Arts and Culture / News

DU to host reading by prize-winning author Michael Ondaatje

Booker Prize-winning writer Michael Ondaatje — celebrated for what one critic calls “the muscular exuberance of his storytelling” and “the gem-like intelligence of his language” — will read from his work at 7:30 p.m. March 4 in Sturm Hall’s Davis Auditorium. Sponsored by the Creative Writing Program and the English department, the event is free and open to the public.

A prolific novelist, poet and memoirist, Ondaatje is best known for The English Patient, which won the Booker Prize in 1992 and was made into an Academy Award-winning film.

“This is a rare opportunity to bring in someone so renowned,” says English Professor and Creative Writing Program Director Brian Kiteley, noting that Ondaatje’s experimental work should prove of great interest to DU’s writing community. “He fits the aesthetic of the English department; his work is a little edgy and a little avant-garde.

“He crosses boundaries all the time,” Kiteley adds. Consider Coming Through Slaughter, which, he explains, “reads like a documentary poem.” Set in New Orleans and drawing upon musical motifs, it is the fictionalized account of the last months in the life of jazz artist Buddy Bolden.

Ondaatje’s form-shifting works also reflect wide-ranging interests and preoccupations. The Collected Works of Billy the Kid, for example, mixes verse with poetic prose to recount the tale of outlaw William Bonney. The novel Anil’s Ghost ponders sectarian strife in Sri Lanka through the experiences of a forensic anthropologist investigating government-sanctioned violence.

A Canadian citizen, Ondaatje was born in Sri Lanka and schooled in England. He moved to Canada in the early 1960s and has been part of that country’s literary culture ever since. He has published more than a dozen books of poetry, two of which won the Governor General’s Award, one of Canada’s most prestigious literary prizes.
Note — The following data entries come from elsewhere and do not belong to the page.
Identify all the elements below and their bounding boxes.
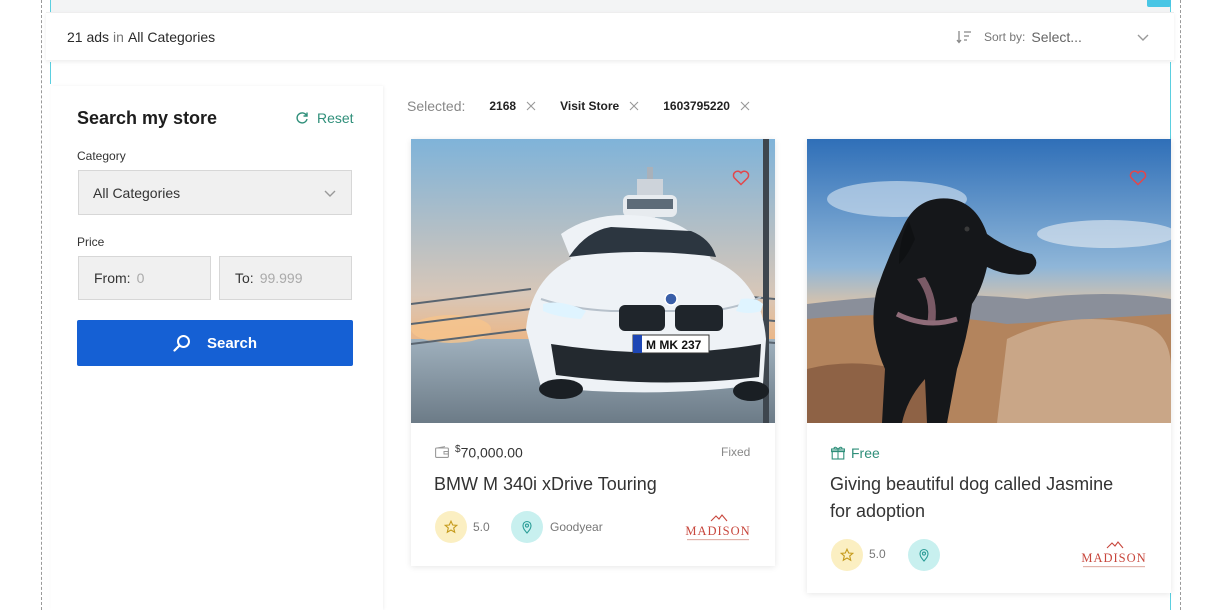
listing-image[interactable]: M MK 237 [411,139,775,423]
price-amount: 70,000.00 [460,444,523,461]
top-strip [51,0,1170,12]
close-icon[interactable] [740,101,750,111]
price-to-label: To: [235,270,254,286]
logo-text: MADISON [1081,551,1146,565]
location-name: Goodyear [550,520,603,534]
search-button[interactable]: Search [77,320,353,366]
listing-title-line: for adoption [830,501,926,521]
price-to-input[interactable] [259,270,330,286]
reset-button[interactable]: Reset [295,110,354,126]
location-pin-icon [522,520,532,534]
location-pin-icon [919,548,929,562]
filter-chip-label: 2168 [489,99,517,113]
price-from-label: From: [94,270,131,286]
listing-price: Free [831,445,880,461]
location-badge [511,511,543,543]
price-from-field[interactable]: From: [78,256,211,300]
frame-guide-right [1180,0,1181,610]
rating-value: 5.0 [869,547,886,561]
price-free: Free [851,445,880,461]
reset-label: Reset [317,110,354,126]
filter-chip-label: 1603795220 [663,99,730,113]
corner-handle[interactable] [1147,0,1171,7]
gift-icon [831,446,845,460]
listing-title[interactable]: BMW M 340i xDrive Touring [434,471,657,498]
close-icon[interactable] [629,101,639,111]
ads-count: 21 ads [67,29,110,45]
chevron-down-icon [1137,34,1149,41]
wallet-icon [435,446,449,459]
price-from-input[interactable] [136,270,207,286]
car-photo: M MK 237 [411,139,775,423]
results-bar: 21 ads in All Categories Sort by: Select..… [46,12,1174,60]
selected-filters: Selected: 2168 Visit Store 1603795220 [407,96,774,116]
price-to-field[interactable]: To: [219,256,352,300]
star-icon [840,548,854,562]
sort-icon [956,31,971,44]
chevron-down-icon [324,190,336,197]
listing-title[interactable]: Giving beautiful dog called Jasmine for … [830,471,1113,525]
price-value: $70,000.00 [455,444,523,461]
heart-icon[interactable] [732,169,750,187]
category-label: Category [77,149,126,163]
listing-image[interactable] [807,139,1171,423]
star-icon [444,520,458,534]
madison-logo[interactable]: MADISON [683,513,753,543]
sort-value[interactable]: Select... [1031,29,1136,45]
results-summary: 21 ads in All Categories [67,29,215,45]
search-button-label: Search [206,334,258,352]
container-edge [50,0,51,12]
refresh-icon [296,112,308,124]
filter-chip: Visit Store [560,99,639,113]
listing-title-line: Giving beautiful dog called Jasmine [830,474,1114,494]
rating-badge [435,511,467,543]
rating-value: 5.0 [473,520,490,534]
madison-logo[interactable]: MADISON [1079,540,1149,570]
close-icon[interactable] [526,101,536,111]
price-type: Fixed [721,445,751,459]
category-select-value: All Categories [93,184,181,201]
dog-photo [807,139,1171,423]
search-icon [173,335,190,352]
category-select[interactable]: All Categories [78,170,352,215]
listing-price: $70,000.00 [435,444,523,461]
filter-chip: 1603795220 [663,99,750,113]
frame-guide-left [41,0,42,610]
sort-label: Sort by: [984,30,1026,44]
filter-chip-label: Visit Store [560,99,620,113]
rating-badge [831,539,863,571]
price-label: Price [77,235,105,249]
listing-card[interactable]: Free Giving beautiful dog called Jasmine… [807,139,1171,593]
store-search-sidebar: Search my store Reset Category All Categ… [51,86,383,610]
sort-dropdown[interactable]: Sort by: Select... [956,27,1150,47]
license-plate: M MK 237 [646,338,702,352]
in-label: in [113,29,124,45]
selected-label: Selected: [407,98,466,114]
logo-text: MADISON [685,524,750,538]
listing-card[interactable]: M MK 237 $70,000.00 Fixed BMW M 340i xDr… [411,139,775,566]
location-badge [908,539,940,571]
results-category: All Categories [127,29,216,45]
filter-chip: 2168 [489,99,536,113]
container-edge [50,62,51,84]
heart-icon[interactable] [1129,169,1147,187]
sidebar-title: Search my store [77,108,218,128]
The English Patient introduced him to the bestseller lists and ensured that subsequent works would be widely reviewed and read.

Ondaatje’s most recent contribution to bedside tables, Divisadero, is set, in part, in northern California and grew out of a semester he spent teaching at Stanford. He has adapted Divisadero for the stage, and the play debuted in Toronto in early February.

A forthcoming novel, The Cat’s Table, is scheduled for release in fall 2011.